2. Jean Toche, Flyers, 1974. In 1974, Jean Toche, co-founder of the situationist Guerrilla Art Action Group, mailed 30 flyers to museums and galleries throughout New York City criticizing their exhibition policies as bourgeois and exclusionary. In particular, he was defending what he believed was the artistic right of Tony Shafrazi to deface Picasso’s “Guernica,” having spraypainted the words “KILL LIES ALL” across the masterpiece in a protest against Vietnam and a purported effort to snatch it back from the gullet of history.

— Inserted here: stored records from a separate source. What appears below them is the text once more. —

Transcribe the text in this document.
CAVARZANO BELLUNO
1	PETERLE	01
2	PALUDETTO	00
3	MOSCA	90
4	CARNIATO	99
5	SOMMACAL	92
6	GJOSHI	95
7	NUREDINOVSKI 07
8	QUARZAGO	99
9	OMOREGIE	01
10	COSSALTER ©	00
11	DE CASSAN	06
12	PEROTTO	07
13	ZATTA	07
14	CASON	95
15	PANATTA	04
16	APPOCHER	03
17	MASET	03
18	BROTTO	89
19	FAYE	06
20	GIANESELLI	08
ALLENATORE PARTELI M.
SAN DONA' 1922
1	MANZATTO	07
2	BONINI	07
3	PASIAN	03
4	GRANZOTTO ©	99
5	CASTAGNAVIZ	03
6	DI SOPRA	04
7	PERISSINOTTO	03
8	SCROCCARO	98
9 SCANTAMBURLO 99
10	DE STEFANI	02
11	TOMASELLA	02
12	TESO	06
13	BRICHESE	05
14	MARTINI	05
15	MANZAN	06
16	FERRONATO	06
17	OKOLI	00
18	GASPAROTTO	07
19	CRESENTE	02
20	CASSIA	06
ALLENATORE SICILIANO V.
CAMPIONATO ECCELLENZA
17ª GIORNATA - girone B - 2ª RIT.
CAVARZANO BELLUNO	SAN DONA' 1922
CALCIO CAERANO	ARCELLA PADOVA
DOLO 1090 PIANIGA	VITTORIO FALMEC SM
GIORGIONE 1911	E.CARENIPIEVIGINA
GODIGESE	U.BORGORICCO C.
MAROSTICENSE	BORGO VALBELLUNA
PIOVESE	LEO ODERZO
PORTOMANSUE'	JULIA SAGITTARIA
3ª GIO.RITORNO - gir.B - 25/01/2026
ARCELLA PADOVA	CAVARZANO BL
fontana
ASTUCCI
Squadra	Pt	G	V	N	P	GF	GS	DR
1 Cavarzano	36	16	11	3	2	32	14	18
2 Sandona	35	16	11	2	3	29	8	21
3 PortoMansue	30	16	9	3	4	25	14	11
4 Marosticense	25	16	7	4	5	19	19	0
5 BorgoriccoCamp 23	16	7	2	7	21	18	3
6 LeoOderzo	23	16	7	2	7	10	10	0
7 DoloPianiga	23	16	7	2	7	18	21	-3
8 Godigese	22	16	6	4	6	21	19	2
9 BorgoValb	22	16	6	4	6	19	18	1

Toche’s defense wasn’t incendiary in itself, though the GAAG built its reputation on anti-war “happenings” inside museums, including one 1969 incident that ended with animal blood spewed all over the lobby of the Museum of Modern Art. Where he got himself into trouble was this passage in the flyer’s text:

We now call for the kidnapping of: museum’s trustees, museum’s directors, museum’s creators, museum’s benefactors, to be held as war hostages until a People’s Court is convened, to deal specifically with the cultural crimes of the ruling class, and with decision of sanctions, reparation and restitution, in whatever form decided by the People and the Artists.

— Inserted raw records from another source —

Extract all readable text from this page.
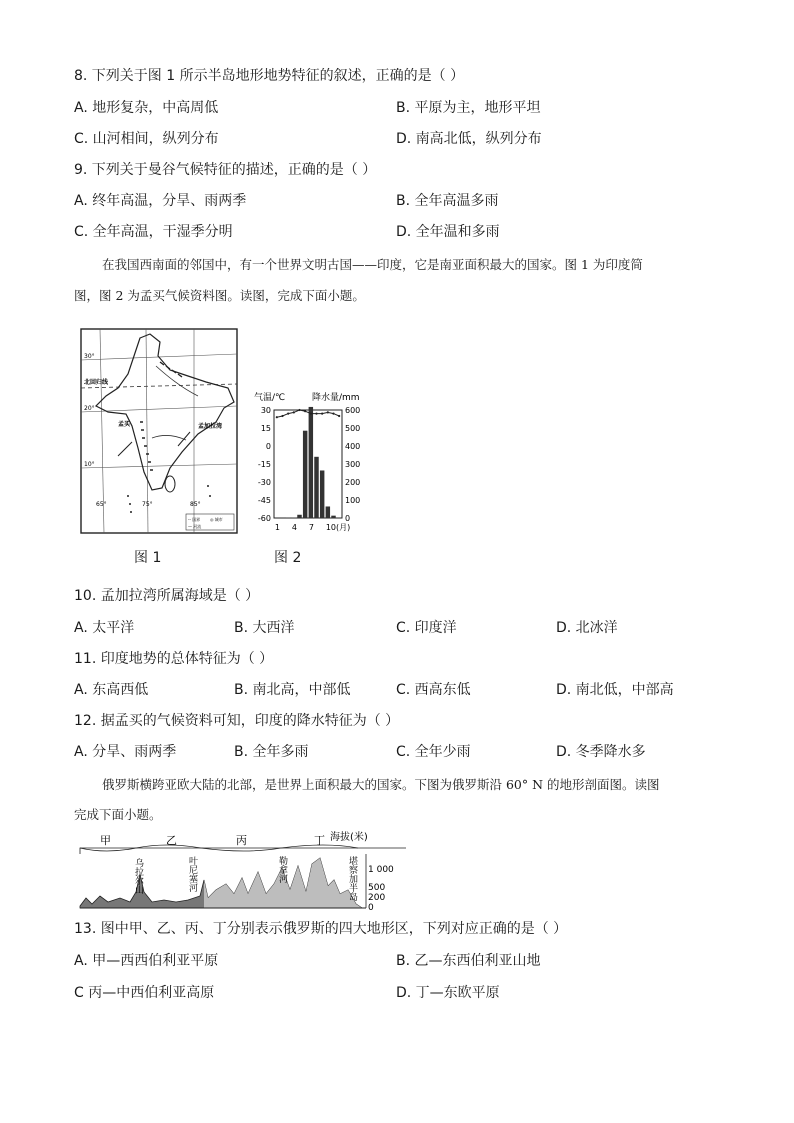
8. 下列关于图 1 所示半岛地形地势特征的叙述，正确的是（ ）
A. 地形复杂，中高周低	B. 平原为主，地形平坦
C. 山河相间，纵列分布	D. 南高北低，纵列分布
9. 下列关于曼谷气候特征的描述，正确的是（ ）
A. 终年高温，分旱、雨两季	B. 全年高温多雨
C. 全年高温，干湿季分明	D. 全年温和多雨
在我国西南面的邻国中，有一个世界文明古国——印度，它是南亚面积最大的国家。图 1 为印度简
图，图 2 为孟买气候资料图。读图，完成下面小题。
30°
20°
10°
65°	75°	85°
北回归线
孟买	孟加拉湾
-- 国界 ◎ 城市
— 河流
图 1
气温/℃	降水量/mm
30
15
0
-15
-30
-45
-60
600
500
400
300
200
100
0
1 4 7 10(月)
图 2
10. 孟加拉湾所属海域是（ ）
A. 太平洋	B. 大西洋	C. 印度洋	D. 北冰洋
11. 印度地势的总体特征为（ ）
A. 东高西低	B. 南北高，中部低	C. 西高东低	D. 南北低，中部高
12. 据孟买的气候资料可知，印度的降水特征为（ ）
A. 分旱、雨两季	B. 全年多雨	C. 全年少雨	D. 冬季降水多
俄罗斯横跨亚欧大陆的北部，是世界上面积最大的国家。下图为俄罗斯沿 60° N 的地形剖面图。读图
完成下面小题。
甲	乙	丙	丁
乌拉尔山	叶尼塞河	勒拿河	堪察加半岛
海拔(米)
1 000
500
200
0
13. 图中甲、乙、丙、丁分别表示俄罗斯的四大地形区，下列对应正确的是（ ）
A. 甲—西西伯利亚平原	B. 乙—东西伯利亚山地
C 丙—中西伯利亚高原	D. 丁—东欧平原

Though his “kidnapping” was meant to be symbolic, the FBI is not known for its subtlety as art critic, and immediately arrested him at the behest of a presumably more nuanced critic, Douglas Dillion, then-president of MoMA. Toche was compelled by a federal judge to undergo a psychiatric evaluation, after which the charges were dropped. He continues to make political mail art, in caps lock.

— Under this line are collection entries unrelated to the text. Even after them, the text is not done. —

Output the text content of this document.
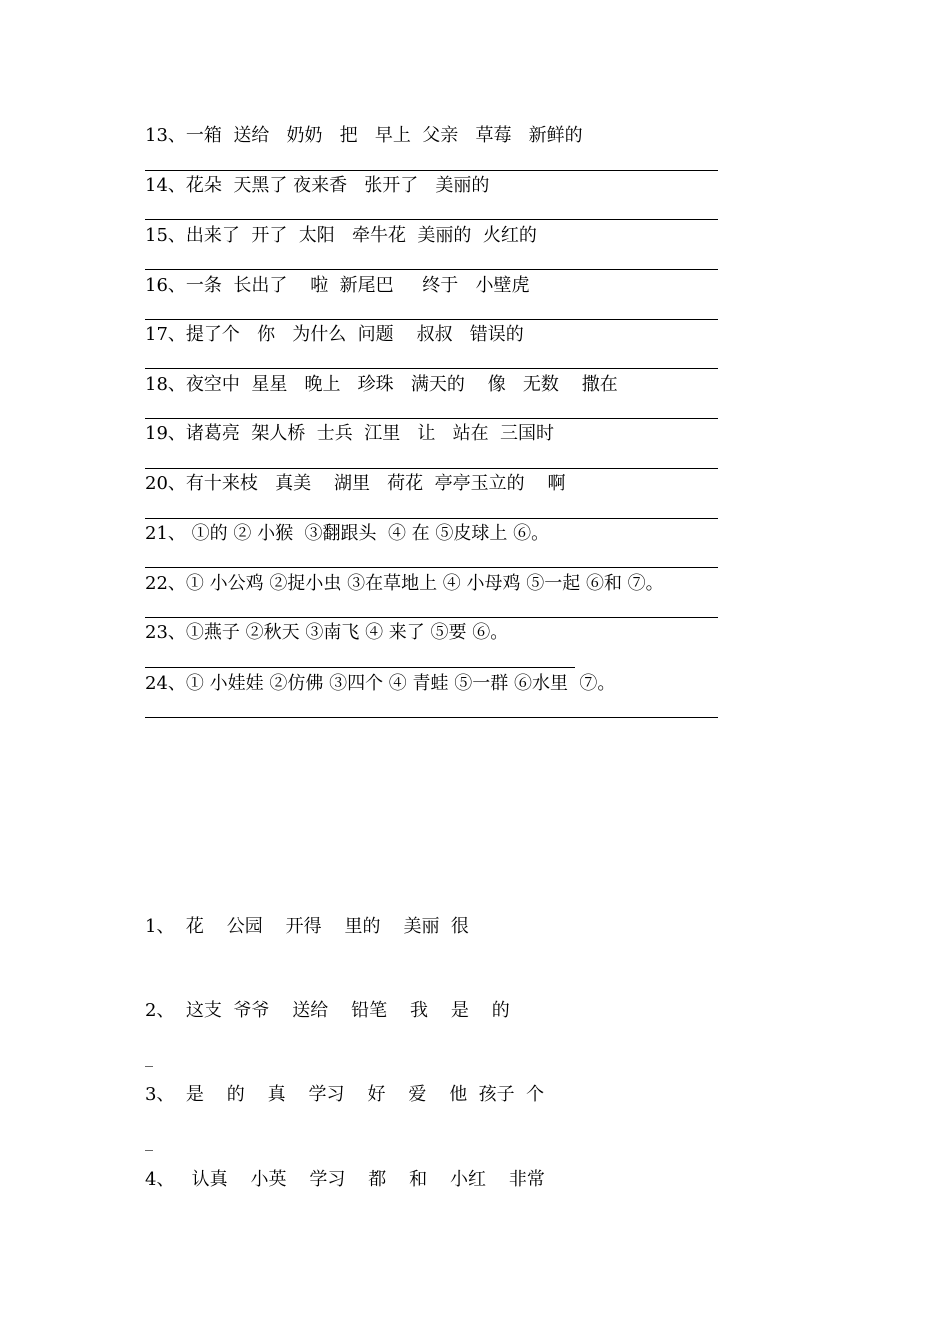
13、一箱  送给   奶奶   把   早上  父亲   草莓   新鲜的
14、花朵  天黑了 夜来香   张开了   美丽的
15、出来了  开了  太阳   牵牛花  美丽的  火红的
16、一条  长出了    啦  新尾巴     终于   小壁虎
17、提了个   你   为什么  问题    叔叔   错误的
18、夜空中  星星   晚上   珍珠   满天的    像   无数    撒在
19、诸葛亮  架人桥  士兵  江里   让   站在  三国时
20、有十来枝   真美    湖里   荷花  亭亭玉立的    啊
21、 ①的 ② 小猴  ③翻跟头  ④ 在 ⑤皮球上 ⑥。
22、① 小公鸡 ②捉小虫 ③在草地上 ④ 小母鸡 ⑤一起 ⑥和 ⑦。
23、①燕子 ②秋天 ③南飞 ④ 来了 ⑤要 ⑥。
24、① 小娃娃 ②仿佛 ③四个 ④ 青蛙 ⑤一群 ⑥水里  ⑦。
1、  花    公园    开得    里的    美丽  很
2、  这支  爷爷    送给    铅笔    我    是    的
_
3、  是    的    真    学习    好    爱    他  孩子  个
_
4、   认真    小英    学习    都    和    小红    非常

3. Blu, MoCa, 2010. It’s remarkable (and confusing) that MoCA director Jeffrey Deitch, who made his name in New York City by displaying some of the most interesting and innovative contemporary art around in his eponymous gallery for nearly 15 years, would ever censor anything. But that’s exactly what happened in December, after he commissioned the celebrated and controversial Italian graffiti artist Blu to paint a large-scale mural at the museum’s entrance. Their contract was signed without a preliminary sketch, as is Blu’s standard modus operandi. And so, while Deitch attended Art Basel in Miami, Blu worked on his piece: a huge painting of the coffins of war casualties, with dollar bills instead of American flags draped over them.

Blu does not shrink when it comes to making strong statements with his work -- using the dollar bill as a common theme, he’s commented on the varying tentacles of corporate greed since 2000. According to an email conversation between the artist and longtime graffiti archivist Henry Chalfant, Deitch requested Blu paint a different mural over the coffins, “suggesting he would have preferred a piece that ‘invites people to come in the museum’. I told him that i will not to do that, for obvious reasons, and that probably I was not the artist best suited for this task.”